Daily Reading List – November 19, 2024 (#444)

Today you’ll find a mix of newsy items, in addition to some long-form pieces. I think you’ll like one or two of these!

[blog] Use AI to build AI: Save time on prompt design with AI-powered prompt writing. It’s useful to learn basic prompting techniques. But also take advantage of platforms that help you do it.

[blog] Stateful workload operator: stateful systems on Kubernetes at LinkedIn. The team at LinkedIn set up a system on Kubernetes that makes it easier for app owners to deploy and run stateful systems.

[blog] Playground Wisdom: Threads Beat Async/Await. Big, interesting post about blocking code, async processing, and why threads are better than the async/await abstraction.

[blog] Meet Angular v19. Big, big release of this popular frontend framework. Dig through this to see what matters, and what’s new/improved.

[blog] There Is Only One Key Difference Between Observability 1.0 and 2.0. Another banger from Charity. She does an excellent job explaining what to look for in modern observability products.

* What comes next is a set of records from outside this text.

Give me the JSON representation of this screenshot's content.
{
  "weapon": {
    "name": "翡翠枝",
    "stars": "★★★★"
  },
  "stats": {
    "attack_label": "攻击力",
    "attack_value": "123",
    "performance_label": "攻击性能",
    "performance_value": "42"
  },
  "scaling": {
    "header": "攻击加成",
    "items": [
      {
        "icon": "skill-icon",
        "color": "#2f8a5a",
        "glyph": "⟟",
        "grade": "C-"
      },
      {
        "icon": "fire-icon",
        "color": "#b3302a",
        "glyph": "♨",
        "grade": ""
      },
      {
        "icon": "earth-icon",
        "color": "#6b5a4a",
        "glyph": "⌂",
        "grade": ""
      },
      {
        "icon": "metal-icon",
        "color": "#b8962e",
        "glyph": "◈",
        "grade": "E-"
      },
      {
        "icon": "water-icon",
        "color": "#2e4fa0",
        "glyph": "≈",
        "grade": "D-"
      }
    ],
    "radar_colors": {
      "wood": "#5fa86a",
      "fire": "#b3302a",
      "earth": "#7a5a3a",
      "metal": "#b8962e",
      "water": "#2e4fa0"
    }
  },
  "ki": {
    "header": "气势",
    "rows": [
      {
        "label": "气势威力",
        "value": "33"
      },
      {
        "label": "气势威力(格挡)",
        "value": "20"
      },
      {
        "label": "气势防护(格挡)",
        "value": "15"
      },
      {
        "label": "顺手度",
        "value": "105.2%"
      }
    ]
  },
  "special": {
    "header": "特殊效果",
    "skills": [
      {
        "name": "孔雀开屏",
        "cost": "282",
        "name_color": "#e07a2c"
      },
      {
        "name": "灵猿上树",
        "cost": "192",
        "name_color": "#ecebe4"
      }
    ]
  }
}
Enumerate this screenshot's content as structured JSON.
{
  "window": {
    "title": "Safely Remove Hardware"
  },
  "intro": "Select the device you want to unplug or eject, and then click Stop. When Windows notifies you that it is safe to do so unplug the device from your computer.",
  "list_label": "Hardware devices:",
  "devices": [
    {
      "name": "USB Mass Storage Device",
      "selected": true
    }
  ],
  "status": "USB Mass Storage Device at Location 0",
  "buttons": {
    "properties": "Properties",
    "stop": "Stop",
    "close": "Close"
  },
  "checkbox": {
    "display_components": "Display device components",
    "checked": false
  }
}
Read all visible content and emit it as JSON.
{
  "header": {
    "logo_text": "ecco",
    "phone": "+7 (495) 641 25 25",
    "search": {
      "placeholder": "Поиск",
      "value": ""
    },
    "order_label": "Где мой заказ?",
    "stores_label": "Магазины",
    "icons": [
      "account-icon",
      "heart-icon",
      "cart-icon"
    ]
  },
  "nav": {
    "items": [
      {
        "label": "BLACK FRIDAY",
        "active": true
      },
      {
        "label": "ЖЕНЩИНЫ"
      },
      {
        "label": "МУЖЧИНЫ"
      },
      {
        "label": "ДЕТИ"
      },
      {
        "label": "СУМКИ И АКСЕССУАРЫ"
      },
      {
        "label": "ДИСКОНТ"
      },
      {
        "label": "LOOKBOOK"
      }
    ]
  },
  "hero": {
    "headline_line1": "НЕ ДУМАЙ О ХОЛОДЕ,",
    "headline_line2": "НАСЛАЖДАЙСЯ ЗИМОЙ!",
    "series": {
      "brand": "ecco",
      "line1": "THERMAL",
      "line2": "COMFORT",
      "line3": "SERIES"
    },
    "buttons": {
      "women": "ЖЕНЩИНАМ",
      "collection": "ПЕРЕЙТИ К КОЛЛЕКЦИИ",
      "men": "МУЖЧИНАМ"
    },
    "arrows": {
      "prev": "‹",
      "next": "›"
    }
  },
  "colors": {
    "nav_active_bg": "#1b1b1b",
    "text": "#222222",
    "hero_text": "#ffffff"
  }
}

[blog] Batch prediction in Gemini. You want predictions for dozens, hundreds, or thousands of items in your store, portfolio, or account? Mete has a clear post that shows how to submit batches of requests to an LLM.

[article] p-Hacking your A/B tests. You might be making a mistake when running A/B tests for your app, marketing campaigns, or whatever. Jason says you shouldn’t stop a test once it looks like you got a “conclusive” result.

[article] How To Track DORA Metrics in an Internal Developer Portal. Are you capturing software delivery performance metrics? How? Where? Here’s an example with one product, but extrapolate to whatever tool you use.

[blog] Data extraction: The many ways to get LLMs to spit JSON content. If you’re parsing text with an LLM and want structured output, you have options. Guillaume shows off a few, and lands on a clean choice.

[blog] Scaling Ambient In Your Sleep. Quick post, but good to read if you skipped Istio the first time around because of too much complexity or too many scaling concerns.

[article] Microsoft brings together its enterprise AI offerings in the Azure AI Foundry. I’m keeping an eye on what our friends at Microsoft are up to at Ignite. With data products too.

[blog] AWS Lambda SnapStart for Python and .NET functions is now generally available. This looks like a cool feature from AWS. We offer quick startup with a CPU boost, but this does some neat things with memory. Also, a post about ten years of Lambda.

[blog] Cloud CISO Perspectives: The high security cost of legacy tech. Even if you aren’t chasing functional benefits from modernization, you probably crave a better security posture.

[article] When Your Manager Is Ineffective — and You Feel Stuck. There are good action items here to help you address a real (or perceived) lack of usefulness from your boss.

[blog] A Step-by-Step Guide to Fine-Tuning Gemini for Question Answering. I liked this post which explained some different types of fine tuning, and shows a clear example.